元日に発生した能登半島地震から10日以上が経過しました。石川県によると、確認されている災害関連死は10人(12日現在)です。この人数は、今回の規模の災害(最大避難者5万人)としては非常に多いといえます。
犠牲者の親族が役場に申告する余裕がないケースなどもあるため、今後申告が進めば、さらに多くの災害関連死が明らかになってくるでしょう。
そして東日本大震災といった過去の災害を踏まえれば、今後も災害関連死は避けられません。これをいかに減らしていけるか、今まさに正念場です。
まず大前提として、被災者を取り巻く環境の深刻さは、連続的に変化するものではないことを理解する必要があります。そして今、見極めが重要になっている不連続点があります。それは外部から支援を投入して死亡率を下げられるレベルの深刻さと、被災者に被災地外に一時的に退避してもらわなければ死亡率を下げられないレベルの深刻さとの間です。

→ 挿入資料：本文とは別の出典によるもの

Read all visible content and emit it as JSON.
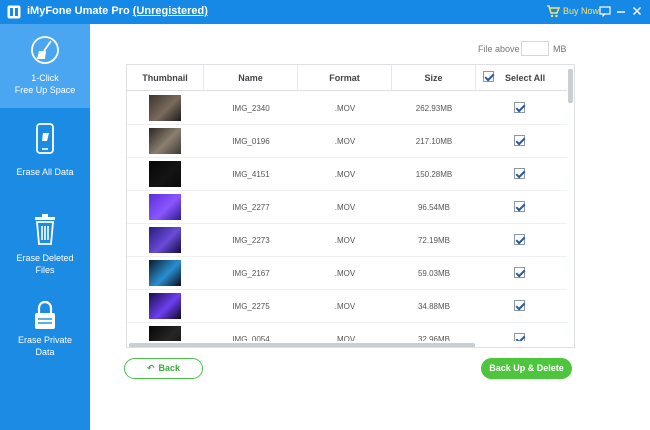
{
  "titlebar": {
    "app_name": "iMyFone Umate Pro",
    "registration": "(Unregistered)",
    "buy_now": "Buy Now",
    "logo_icon": "imyfone-logo-icon",
    "cart_icon": "cart-icon"
  },
  "sidebar": {
    "items": [
      {
        "label_line1": "1-Click",
        "label_line2": "Free Up Space",
        "icon": "broom-icon",
        "active": true
      },
      {
        "label_line1": "Erase All Data",
        "label_line2": "",
        "icon": "phone-erase-icon",
        "active": false
      },
      {
        "label_line1": "Erase Deleted",
        "label_line2": "Files",
        "icon": "trash-icon",
        "active": false
      },
      {
        "label_line1": "Erase Private",
        "label_line2": "Data",
        "icon": "lock-icon",
        "active": false
      }
    ]
  },
  "filter": {
    "label": "File above",
    "value": "",
    "unit": "MB"
  },
  "table": {
    "headers": {
      "thumbnail": "Thumbnail",
      "name": "Name",
      "format": "Format",
      "size": "Size",
      "select_all": "Select All"
    },
    "select_all_checked": true,
    "rows": [
      {
        "name": "IMG_2340",
        "format": ".MOV",
        "size": "262.93MB",
        "checked": true,
        "thumb": [
          "#3b3530",
          "#7a6a5c",
          "#1c1a18"
        ]
      },
      {
        "name": "IMG_0196",
        "format": ".MOV",
        "size": "217.10MB",
        "checked": true,
        "thumb": [
          "#2a2624",
          "#8c7f70",
          "#3c3836"
        ]
      },
      {
        "name": "IMG_4151",
        "format": ".MOV",
        "size": "150.28MB",
        "checked": true,
        "thumb": [
          "#050505",
          "#141414",
          "#0a0a0a"
        ]
      },
      {
        "name": "IMG_2277",
        "format": ".MOV",
        "size": "96.54MB",
        "checked": true,
        "thumb": [
          "#5b2fd8",
          "#8a56ff",
          "#2e1a8c"
        ]
      },
      {
        "name": "IMG_2273",
        "format": ".MOV",
        "size": "72.19MB",
        "checked": true,
        "thumb": [
          "#2a1a7a",
          "#6a4bd8",
          "#120a3a"
        ]
      },
      {
        "name": "IMG_2167",
        "format": ".MOV",
        "size": "59.03MB",
        "checked": true,
        "thumb": [
          "#0b1a2e",
          "#2a8fd0",
          "#0a0a14"
        ]
      },
      {
        "name": "IMG_2275",
        "format": ".MOV",
        "size": "34.88MB",
        "checked": true,
        "thumb": [
          "#1a0e4a",
          "#6d3ef0",
          "#0d0824"
        ]
      },
      {
        "name": "IMG_0054",
        "format": ".MOV",
        "size": "32.96MB",
        "checked": true,
        "thumb": [
          "#060606",
          "#262626",
          "#101010"
        ]
      }
    ]
  },
  "buttons": {
    "back": "Back",
    "back_up_delete": "Back Up & Delete"
  },
  "colors": {
    "titlebar": "#1689e6",
    "sidebar": "#1b8be4",
    "sidebar_active": "#4aa6f0",
    "accent_green": "#4dc53c"
  }
}
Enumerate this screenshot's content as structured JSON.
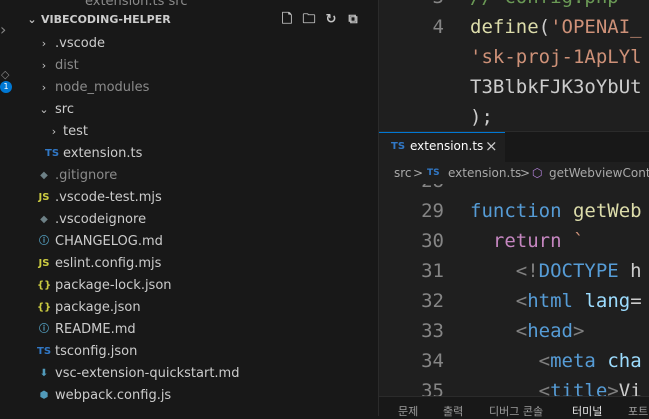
{
  "sidebar": {
    "top_partial": "extension.ts  src",
    "title": "VIBECODING-HELPER",
    "header_icons": [
      "new-file-icon",
      "new-folder-icon",
      "refresh-icon",
      "collapse-icon"
    ],
    "badge": "1",
    "items": [
      {
        "label": ".vscode",
        "kind": "folder"
      },
      {
        "label": "dist",
        "kind": "folder"
      },
      {
        "label": "node_modules",
        "kind": "folder"
      },
      {
        "label": "src",
        "kind": "folder-open"
      },
      {
        "label": "test",
        "kind": "folder"
      },
      {
        "label": "extension.ts",
        "icon": "TS"
      },
      {
        "label": ".gitignore",
        "icon": "◆"
      },
      {
        "label": ".vscode-test.mjs",
        "icon": "JS"
      },
      {
        "label": ".vscodeignore",
        "icon": "◆"
      },
      {
        "label": "CHANGELOG.md",
        "icon": "ⓘ"
      },
      {
        "label": "eslint.config.mjs",
        "icon": "JS"
      },
      {
        "label": "package-lock.json",
        "icon": "{}"
      },
      {
        "label": "package.json",
        "icon": "{}"
      },
      {
        "label": "README.md",
        "icon": "ⓘ"
      },
      {
        "label": "tsconfig.json",
        "icon": "TS"
      },
      {
        "label": "vsc-extension-quickstart.md",
        "icon": "⬇"
      },
      {
        "label": "webpack.config.js",
        "icon": "⬢"
      }
    ]
  },
  "editor_top": {
    "lines": [
      {
        "n": "3",
        "text": "// config.php"
      },
      {
        "n": "4",
        "text": "define('OPENAI_"
      },
      {
        "n": "",
        "text": "'sk-proj-1ApLYl"
      },
      {
        "n": "",
        "text": "T3BlbkFJK3oYbUt"
      },
      {
        "n": "",
        "text": ");"
      }
    ]
  },
  "tab": {
    "icon": "TS",
    "label": "extension.ts",
    "close": "×"
  },
  "breadcrumb": {
    "folder": "src",
    "sep": ">",
    "file_icon": "TS",
    "file": "extension.ts",
    "symbol": "getWebviewCont"
  },
  "editor_bottom": {
    "lines": [
      {
        "n": "28",
        "text": ""
      },
      {
        "n": "29",
        "text": "function getWeb"
      },
      {
        "n": "30",
        "text": "  return `"
      },
      {
        "n": "31",
        "text": "    <!DOCTYPE h"
      },
      {
        "n": "32",
        "text": "    <html lang="
      },
      {
        "n": "33",
        "text": "    <head>"
      },
      {
        "n": "34",
        "text": "      <meta cha"
      },
      {
        "n": "35",
        "text": "      <title>Vi"
      }
    ]
  },
  "panel_tabs": [
    "문제",
    "출력",
    "디버그 콘솔",
    "터미널",
    "포트"
  ],
  "colors": {
    "accent": "#0078d4",
    "background": "#181818",
    "editor": "#1f1f1f"
  }
}
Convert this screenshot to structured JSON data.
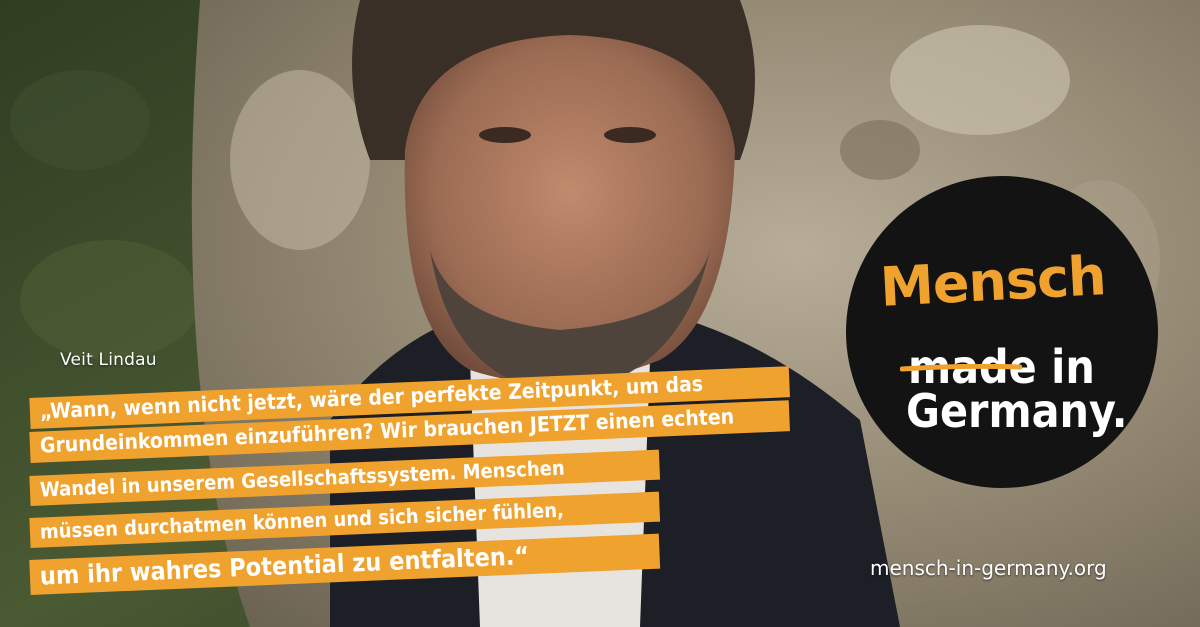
{
  "caption": {
    "name": "Veit Lindau"
  },
  "quote": {
    "line1": "„Wann, wenn nicht jetzt, wäre der perfekte Zeitpunkt, um das",
    "line2": "Grundeinkommen einzuführen? Wir brauchen JETZT einen echten",
    "line3": "Wandel in unserem Gesellschaftssystem. Menschen",
    "line4": "müssen durchatmen können und sich sicher fühlen,",
    "line5": "um ihr wahres Potential zu entfalten.“"
  },
  "logo": {
    "word1": "Mensch",
    "word2": "made in",
    "word3": "Germany."
  },
  "footer": {
    "url": "mensch-in-germany.org"
  },
  "colors": {
    "accent": "#f0a22e",
    "badge": "#131313",
    "text": "#ffffff"
  },
  "icons": {
    "photo": "portrait-photo",
    "strike": "brush-strike-icon"
  }
}
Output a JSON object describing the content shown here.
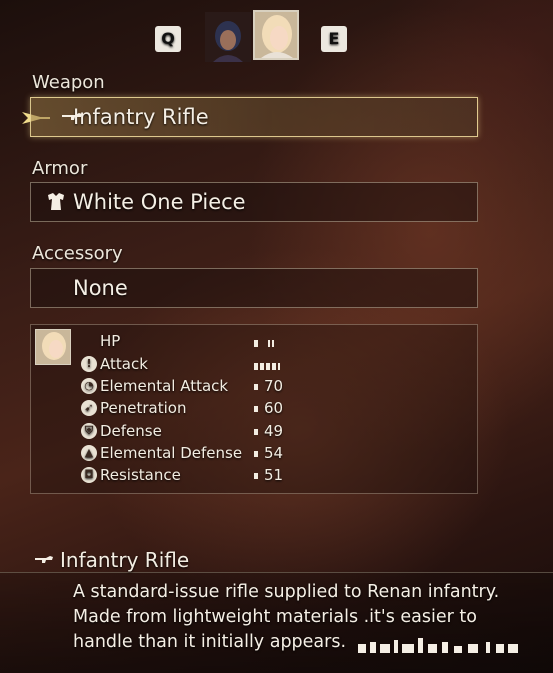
{
  "switcher": {
    "prev_key": "Q",
    "next_key": "E"
  },
  "weapon": {
    "label": "Weapon",
    "item": "Infantry Rifle"
  },
  "armor": {
    "label": "Armor",
    "item": "White One Piece"
  },
  "accessory": {
    "label": "Accessory",
    "item": "None"
  },
  "stats": [
    {
      "name": "HP",
      "value": "",
      "icon": "none"
    },
    {
      "name": "Attack",
      "value": "",
      "icon": "attack-icon"
    },
    {
      "name": "Elemental Attack",
      "value": "70",
      "icon": "elemental-attack-icon"
    },
    {
      "name": "Penetration",
      "value": "60",
      "icon": "penetration-icon"
    },
    {
      "name": "Defense",
      "value": "49",
      "icon": "defense-icon"
    },
    {
      "name": "Elemental Defense",
      "value": "54",
      "icon": "elemental-defense-icon"
    },
    {
      "name": "Resistance",
      "value": "51",
      "icon": "resistance-icon"
    }
  ],
  "description": {
    "title": "Infantry Rifle",
    "lines": [
      "A standard-issue rifle supplied to Renan infantry.",
      "Made from lightweight materials .it's easier to",
      "handle than it initially appears."
    ]
  },
  "colors": {
    "selected_border": "#f5e1a0",
    "text": "#f2ece2",
    "cursor": "#f0dc8c"
  }
}
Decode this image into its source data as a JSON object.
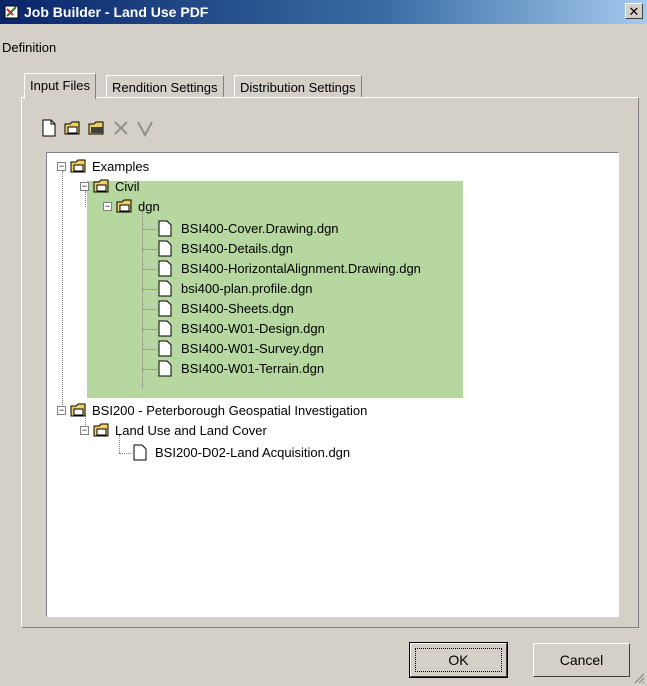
{
  "window": {
    "title": "Job Builder - Land Use PDF",
    "close": "✕"
  },
  "menu": {
    "definition": "Definition"
  },
  "tabs": [
    {
      "label": "Input Files"
    },
    {
      "label": "Rendition Settings"
    },
    {
      "label": "Distribution Settings"
    }
  ],
  "toolbar": {
    "icons": [
      "new-file-icon",
      "open-folder-icon",
      "print-icon",
      "delete-icon",
      "validate-icon"
    ]
  },
  "tree": {
    "examples": "Examples",
    "civil": "Civil",
    "dgn": "dgn",
    "civil_files": [
      "BSI400-Cover.Drawing.dgn",
      "BSI400-Details.dgn",
      "BSI400-HorizontalAlignment.Drawing.dgn",
      "bsi400-plan.profile.dgn",
      "BSI400-Sheets.dgn",
      "BSI400-W01-Design.dgn",
      "BSI400-W01-Survey.dgn",
      "BSI400-W01-Terrain.dgn"
    ],
    "bsi200": "BSI200 - Peterborough Geospatial Investigation",
    "landuse": "Land Use and Land Cover",
    "landuse_files": [
      "BSI200-D02-Land Acquisition.dgn"
    ],
    "expander_collapsed": "−"
  },
  "buttons": {
    "ok": "OK",
    "cancel": "Cancel"
  },
  "colors": {
    "titlebar": "#0a246a",
    "highlight": "#b7d7a0",
    "dialog": "#d4d0c8"
  }
}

後者の段階にある地域に対して、どれだけ前者の地域に有効な対策を充実させても死亡率は下がりません。前述したように、今回の関連死の多さを踏まえれば、一部地域で後者のような状況に陥っている可能性があります。
住み慣れた土地を離れることには不安が伴います。離れても故郷の状況や生活再建に向けた情報が伝わること、復興に向けた住民同士の話し合いに参加できること、さらにどの程度の期間で戻れるか見通しを示すことなどが求められます。
他方、外部から支援を充実させて死亡率を下げられるレベルの地域に関しては、被災者を取り巻く環境を改善するためにあらゆる手立てを講じる必要があります。災害関連死は、呼吸器系や循環器系の疾患などさまざまな要因がありますが、それらを事前に知ることはできません。
また、死亡に至るプロセスも非常に複雑です。しかしながらトイレ環境の改善、温かい食事の提供、寒さ対策など高度な医療技術がなくてもできることがたくさんあります。
避難所や自宅、高齢者施設など被災者のあらゆる生活拠点で、それらの対策を充実させなければなりません。